“We have already acknowledged the reality that is digital transformation. It is not a fad or a buzzword. It is now an imperative for every organisation. It is not an end state within itself. It is not something that you wake up and find that you have realised it. It remains a moving target,” begins Wangui Njoroge Channel Manager, English-speaking Africa, Veritas Technologies LLC. She was speaking during CIO East Africa’s second East Africa SaccoTech Forum, and first-ever entirely virtual experience themed Accelerating Automation for Socio-Economic Development.
Digitalisation, it is now known, is not something anyone is ever close to achieving with the goalposts continually shifting. It will happen over time, and as the wind shifts, there is a need to adjust one’s sails. Multiple forces accelerate digital transformation. Based on research by Veritas, there are economic and market situations causing the forced acceleration of digital transformation.
It would be ignorant not to mention the biggest one affecting us globally – the pandemic. Businesses have had to fast forward their digital transformation plans. Stay at home measures implemented by governments across the world have raised telehealth services, for instance, with people gravitating towards apps. Communication has turned virtual with WFH (work from home) technologies. Closer to home, think of Safaricom. It would be interesting to see the uptake in their daily rates, especially in the last three months.
“There are many CFOs who have seen the financial benefits of working from home and are now critically considering having about 5 per cent of their workforce working remotely post COVID-19.”
“There are many CFOs who have seen the financial benefits of working from home and are now critically considering having about 5 per cent of their workforce working remotely post COVID-19. With banking, we see the rise of robotics as part of the customisation. The question to ask then is, what are the market forces accelerating your transformation? And in asking that, what are the risks digital transformation poses? Because they are there.”
Veritas listened to their customers and were able to glean the significant challenges customers are facing.
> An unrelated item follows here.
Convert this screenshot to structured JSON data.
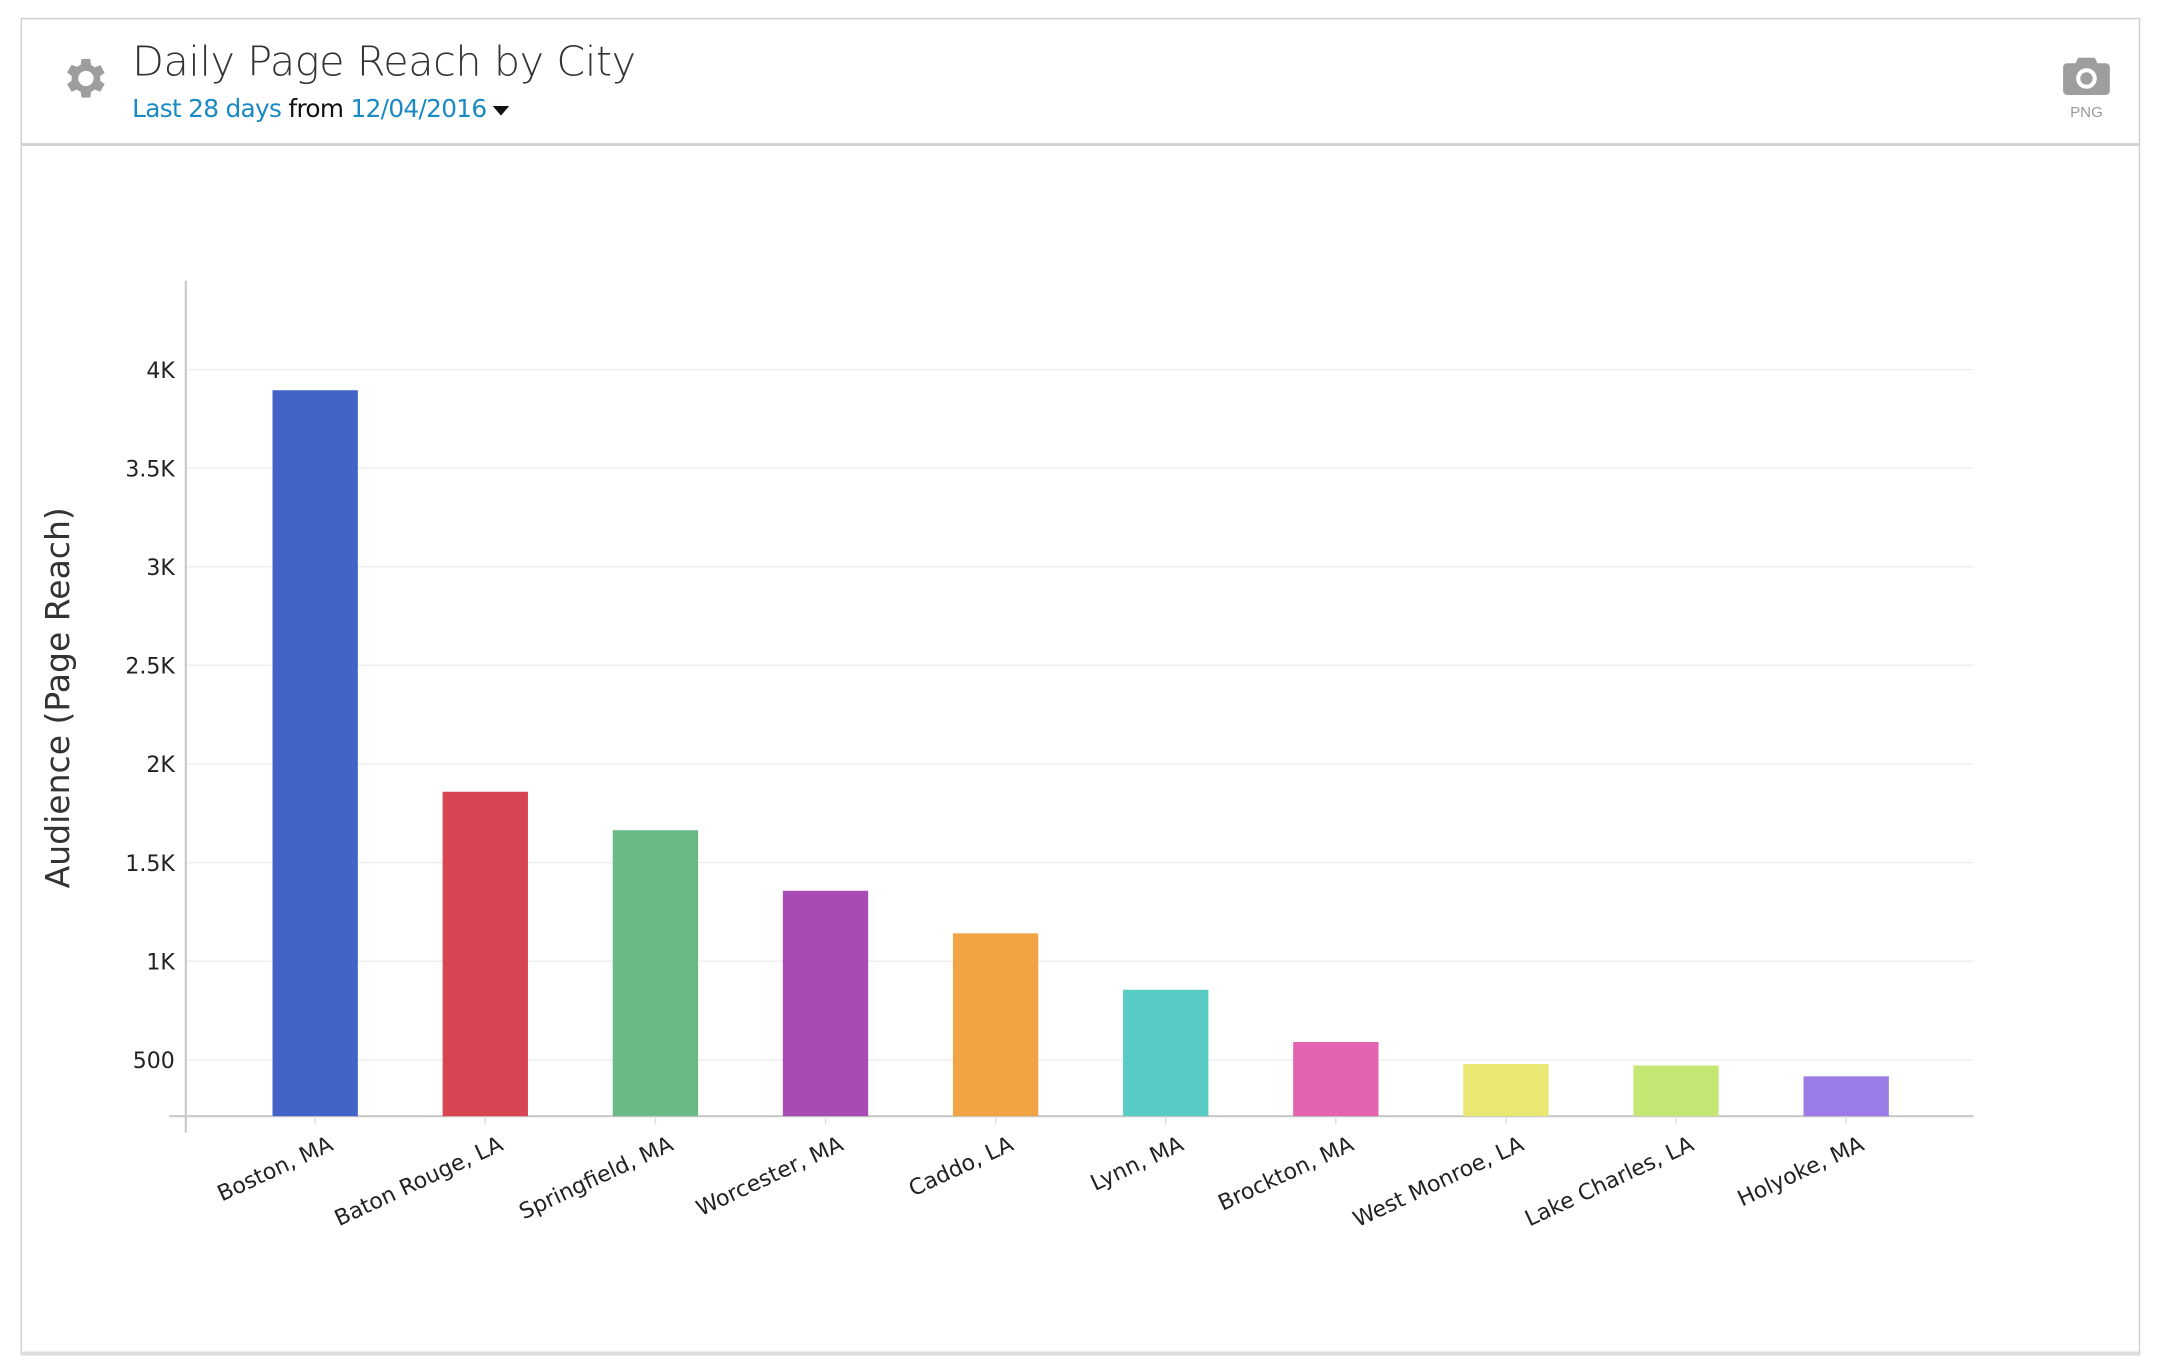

IDC is predicting data growth by 2025 to be 175CB. That means more data to manage, to protect and to store. That responsibility will fall very heavily on enterprises and organisations, and specifically to the CIO. With the massive growth of data, comes massive insecurity as well.
The world is now recording one ransom attack every 11 seconds in 2020. These attacks are getting more sophisticated and more frequent. That is not news that we want to hear, but we need to listen to it to know how to plan for that. With all this data that is growing, how are CIOs going to regulate it from the recesses of the industry up to compliance from a SACCO perspective to international compliance with GDPR (General Data Protection Regulation)?
“The world is now recording one ransom attack every 11 seconds in 2020. These attacks are getting more sophisticated and more frequent. That is not news that we want to hear, but we need to listen to it to know how to plan for that.”
The concerns that make this issue difficult to address is the underlying complexity of IT. In the enterprise world, there are so many applications. Data flows from everywhere and is generated in very many different ways with new data sources are coming out every single day. The data sources that we have now are not the data sources that will exist even five years from now never mind a decade onwards. Data keeps increasing, and when in the middle of all this complexity, it seems completely overwhelming.
“I’ve talked to a number of CIOs about this. Just trying to make head or tail of the entire infrastructure is a very time-consuming job. The complexity acts as a sort of artificial gravity that holds the business down. It affects the digital transformation if all you are doing is fighting fires instead of working on what the business requires for the outcomes of the business itself. It is consuming budgets and other valuable resources that could have been located elsewhere. It is slowing down our pace as we try to thrive in this digital norm,” breaks down Wangui.
This makes addressing data growth that much harder. It makes you pay ransom for ransomware attack because you don’t have the confidence that you can get your data back, recover it, or get your systems back up and running. It also makes addressing forthcoming and new regulations that much more difficult. “In our research, we have realised CIOs don’t want to be asked what is keeping them up at night. They want to be told what will keep them up six months from now. They want a futuristic perspective.”
“In our research, we have realised CIOs don’t want to be asked what is keeping them up at night. They want to be told what will keep them up six months from now. They want a futuristic perspective.”
It would make sense eliminating the complexity. However, this is not the answer. Abstracting from that complexity is. Here is what that means. Consider your average smartphone. When you click on an app, you expect that the app will work and will be available to use. This is done very absentmindedly. Unlock screen, tap app. We know that is what is supposed to happen.
Clicking on the camera comes with the expectation that you will take a picture or a video. You expect that the data (image or video) will be protected. That no one will hack your phone. Or, if the device is compromised, that there will still be a way for you to recover that data. That it will not be lost forever. Your pictures are connected to the cloud. These are things we do not think about. Later, when you use the photo app, you expect to find your classified/organised data because you should be able to navigate and find your way around your data.
“How all this is happening in my phone, I honestly don’t care. What I care about is the outcome. More than the intricacies of how the outcome is achieved. That is the power of abstraction. The complexity did not go away. This also mimics the expectations we have of data centres and IT. Enterprises care about the availability, the protection and the insights of the application and their databases. So, remember transformation is a moving target. On that note, think, how can we help you?”